Much the same issue remains in “natural resource management”… the world is a smoothly functioning machine in the eyes of ‘resource managers’, which continues to lead us to mathematical tools and computer models which drive our relationships with things and critters like wild salmon.
Yet… a classic conundrum remains — how does the machine-mentality of math and computer modeling dominant in “salmon management” compare with the simple emotional, spiritual, and cultural connection (indigenous and settler alike) to wild salmon and the streams they inhabit?
How do government ministries and bureaucrats quantify the salmon connection throughout the range of Pacific salmon across the Pacific Rim?
Not that quantifying it is what really needs to happen… however what would be the purpose of a giant budget-sucking Ministry if we simply looked after wild salmon for the simple fact of keeping them in our lives and in our backyards because of a deep spiritual and cultural connection?
What if coastal communities and interior communities alike suggested: “you know… actually… we prefer salmon in our streams as opposed to salmon fishing boats at our docks.” (at least until population recover coast-wide to numbers that can support food fisheries).
Or: “you know… actually… we prefer wild salmon in our streams as opposed to the twinning of that freeway… let’s put that money into habitat work instead, which still means jobs and economy…”
But then that would just be idealistic nonsense, wouldn’t it?
Or… is this just a classic boom and bust cycle that has haunted human civilizations for quite some time.

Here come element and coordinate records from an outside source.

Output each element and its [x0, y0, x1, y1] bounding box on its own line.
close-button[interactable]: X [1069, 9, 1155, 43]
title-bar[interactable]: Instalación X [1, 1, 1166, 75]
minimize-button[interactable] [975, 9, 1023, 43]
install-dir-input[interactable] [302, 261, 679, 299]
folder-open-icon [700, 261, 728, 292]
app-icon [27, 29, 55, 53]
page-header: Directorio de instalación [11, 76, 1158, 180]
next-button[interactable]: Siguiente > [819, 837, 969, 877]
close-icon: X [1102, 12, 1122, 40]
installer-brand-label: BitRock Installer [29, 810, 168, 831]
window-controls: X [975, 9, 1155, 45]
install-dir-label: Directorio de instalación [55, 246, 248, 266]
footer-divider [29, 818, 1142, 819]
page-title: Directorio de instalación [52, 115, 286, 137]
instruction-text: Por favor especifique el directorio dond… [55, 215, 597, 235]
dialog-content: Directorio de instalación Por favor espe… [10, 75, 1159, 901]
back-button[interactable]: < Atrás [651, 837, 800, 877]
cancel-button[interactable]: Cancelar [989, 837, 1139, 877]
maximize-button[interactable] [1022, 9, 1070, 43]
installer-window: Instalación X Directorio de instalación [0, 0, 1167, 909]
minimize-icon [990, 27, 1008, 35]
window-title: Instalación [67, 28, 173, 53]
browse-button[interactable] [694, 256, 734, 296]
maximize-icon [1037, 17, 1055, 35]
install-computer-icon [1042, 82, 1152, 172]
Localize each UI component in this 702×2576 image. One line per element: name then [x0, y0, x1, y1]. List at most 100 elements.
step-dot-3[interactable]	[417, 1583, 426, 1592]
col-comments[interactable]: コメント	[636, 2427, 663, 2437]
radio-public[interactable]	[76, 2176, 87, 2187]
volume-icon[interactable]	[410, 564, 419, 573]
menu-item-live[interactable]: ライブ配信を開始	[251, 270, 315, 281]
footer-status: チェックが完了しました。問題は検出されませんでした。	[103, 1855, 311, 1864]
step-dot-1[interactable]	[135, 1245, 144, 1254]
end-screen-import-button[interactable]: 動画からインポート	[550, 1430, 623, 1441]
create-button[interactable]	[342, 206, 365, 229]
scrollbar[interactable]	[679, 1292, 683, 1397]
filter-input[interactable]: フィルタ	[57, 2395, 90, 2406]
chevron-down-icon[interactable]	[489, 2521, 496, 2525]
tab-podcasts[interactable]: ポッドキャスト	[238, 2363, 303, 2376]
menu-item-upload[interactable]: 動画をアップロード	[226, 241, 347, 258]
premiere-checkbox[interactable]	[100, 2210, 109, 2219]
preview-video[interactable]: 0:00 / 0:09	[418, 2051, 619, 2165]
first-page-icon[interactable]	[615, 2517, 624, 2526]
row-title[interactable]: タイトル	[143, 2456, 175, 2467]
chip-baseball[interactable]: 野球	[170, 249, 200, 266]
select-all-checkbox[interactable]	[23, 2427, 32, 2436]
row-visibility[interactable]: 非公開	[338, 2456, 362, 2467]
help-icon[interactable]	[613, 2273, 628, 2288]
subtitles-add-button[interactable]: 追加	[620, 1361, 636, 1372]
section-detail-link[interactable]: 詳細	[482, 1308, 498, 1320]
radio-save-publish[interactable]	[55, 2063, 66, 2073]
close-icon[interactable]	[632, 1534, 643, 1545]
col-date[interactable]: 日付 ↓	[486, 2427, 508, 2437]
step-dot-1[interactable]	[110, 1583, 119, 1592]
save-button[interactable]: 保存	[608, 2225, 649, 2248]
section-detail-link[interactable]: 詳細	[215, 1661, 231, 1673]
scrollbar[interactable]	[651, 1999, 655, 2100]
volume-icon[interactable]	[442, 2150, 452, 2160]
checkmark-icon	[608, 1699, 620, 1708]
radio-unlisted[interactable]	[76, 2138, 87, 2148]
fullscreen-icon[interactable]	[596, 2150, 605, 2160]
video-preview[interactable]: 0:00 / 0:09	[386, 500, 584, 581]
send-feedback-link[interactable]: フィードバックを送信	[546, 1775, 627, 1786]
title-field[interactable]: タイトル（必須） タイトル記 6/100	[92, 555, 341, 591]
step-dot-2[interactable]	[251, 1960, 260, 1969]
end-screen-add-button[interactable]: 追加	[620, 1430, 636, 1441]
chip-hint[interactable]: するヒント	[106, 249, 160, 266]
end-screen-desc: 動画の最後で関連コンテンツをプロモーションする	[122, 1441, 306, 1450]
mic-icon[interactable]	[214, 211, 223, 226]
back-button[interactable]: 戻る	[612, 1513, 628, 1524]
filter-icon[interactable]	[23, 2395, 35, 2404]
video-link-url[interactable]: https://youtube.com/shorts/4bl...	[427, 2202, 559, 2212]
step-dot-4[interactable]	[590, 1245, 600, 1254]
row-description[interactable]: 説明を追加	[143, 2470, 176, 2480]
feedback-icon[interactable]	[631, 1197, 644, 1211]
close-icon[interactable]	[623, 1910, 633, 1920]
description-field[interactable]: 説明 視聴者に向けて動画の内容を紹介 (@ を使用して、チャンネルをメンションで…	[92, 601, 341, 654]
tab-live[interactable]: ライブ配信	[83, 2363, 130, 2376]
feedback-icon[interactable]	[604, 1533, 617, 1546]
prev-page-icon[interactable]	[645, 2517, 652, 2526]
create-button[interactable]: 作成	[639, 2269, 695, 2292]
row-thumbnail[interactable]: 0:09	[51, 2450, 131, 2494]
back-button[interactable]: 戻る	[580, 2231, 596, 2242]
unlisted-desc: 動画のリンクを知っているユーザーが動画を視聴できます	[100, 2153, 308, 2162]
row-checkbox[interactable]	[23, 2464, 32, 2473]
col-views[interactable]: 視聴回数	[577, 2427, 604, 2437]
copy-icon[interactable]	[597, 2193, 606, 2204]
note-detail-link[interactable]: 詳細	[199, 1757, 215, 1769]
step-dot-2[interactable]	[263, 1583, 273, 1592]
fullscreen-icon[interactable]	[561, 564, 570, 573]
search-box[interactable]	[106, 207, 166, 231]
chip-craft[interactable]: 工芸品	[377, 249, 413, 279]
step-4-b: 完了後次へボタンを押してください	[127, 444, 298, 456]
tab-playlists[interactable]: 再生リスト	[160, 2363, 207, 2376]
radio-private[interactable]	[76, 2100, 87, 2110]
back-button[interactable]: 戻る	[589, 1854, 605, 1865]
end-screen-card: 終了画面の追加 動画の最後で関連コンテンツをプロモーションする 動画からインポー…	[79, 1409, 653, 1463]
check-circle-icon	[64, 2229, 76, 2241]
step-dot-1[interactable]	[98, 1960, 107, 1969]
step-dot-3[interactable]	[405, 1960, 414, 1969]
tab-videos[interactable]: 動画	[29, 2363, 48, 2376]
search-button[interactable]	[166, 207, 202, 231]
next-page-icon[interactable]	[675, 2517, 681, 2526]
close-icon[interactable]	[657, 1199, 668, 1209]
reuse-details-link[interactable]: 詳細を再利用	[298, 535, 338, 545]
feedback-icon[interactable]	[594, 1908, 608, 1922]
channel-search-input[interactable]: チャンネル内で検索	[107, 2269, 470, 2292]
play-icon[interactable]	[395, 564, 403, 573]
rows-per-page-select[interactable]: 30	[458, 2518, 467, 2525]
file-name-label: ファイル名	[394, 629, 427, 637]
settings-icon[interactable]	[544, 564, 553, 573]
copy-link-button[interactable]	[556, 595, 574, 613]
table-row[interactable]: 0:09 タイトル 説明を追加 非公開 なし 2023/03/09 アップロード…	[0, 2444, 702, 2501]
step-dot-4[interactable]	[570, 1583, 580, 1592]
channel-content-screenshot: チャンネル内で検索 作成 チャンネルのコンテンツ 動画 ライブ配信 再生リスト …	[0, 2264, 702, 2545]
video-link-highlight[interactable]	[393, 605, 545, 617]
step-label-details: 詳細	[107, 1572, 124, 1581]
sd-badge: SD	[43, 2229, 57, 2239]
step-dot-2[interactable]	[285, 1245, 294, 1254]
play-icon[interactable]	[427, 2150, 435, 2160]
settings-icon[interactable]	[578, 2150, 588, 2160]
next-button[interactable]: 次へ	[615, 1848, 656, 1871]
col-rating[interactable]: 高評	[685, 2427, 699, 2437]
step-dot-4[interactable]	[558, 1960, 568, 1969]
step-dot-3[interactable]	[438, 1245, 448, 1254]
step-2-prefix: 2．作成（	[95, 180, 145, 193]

If you read much of the older mainstream material on salmon over the last… say 70 – 100 years… the absolute main focus is on economic values.
How many cases of salmon were canned this year?
What was the ex-vessel value? How many jobs?
In behind all the economic discussion are warnings of overfishing, habitat destruction, caution, precaution, tragedy of the commons warnings, and the like… but those all play second fiddle to the lead soloist: Economics.
Is it possible that the death of economics will come in the salmon discussion?
Near the end of his book, Ormerod states:
Behavior of the system in aggregate cannot be deduced by simply summing up the behavior of its individual component parts.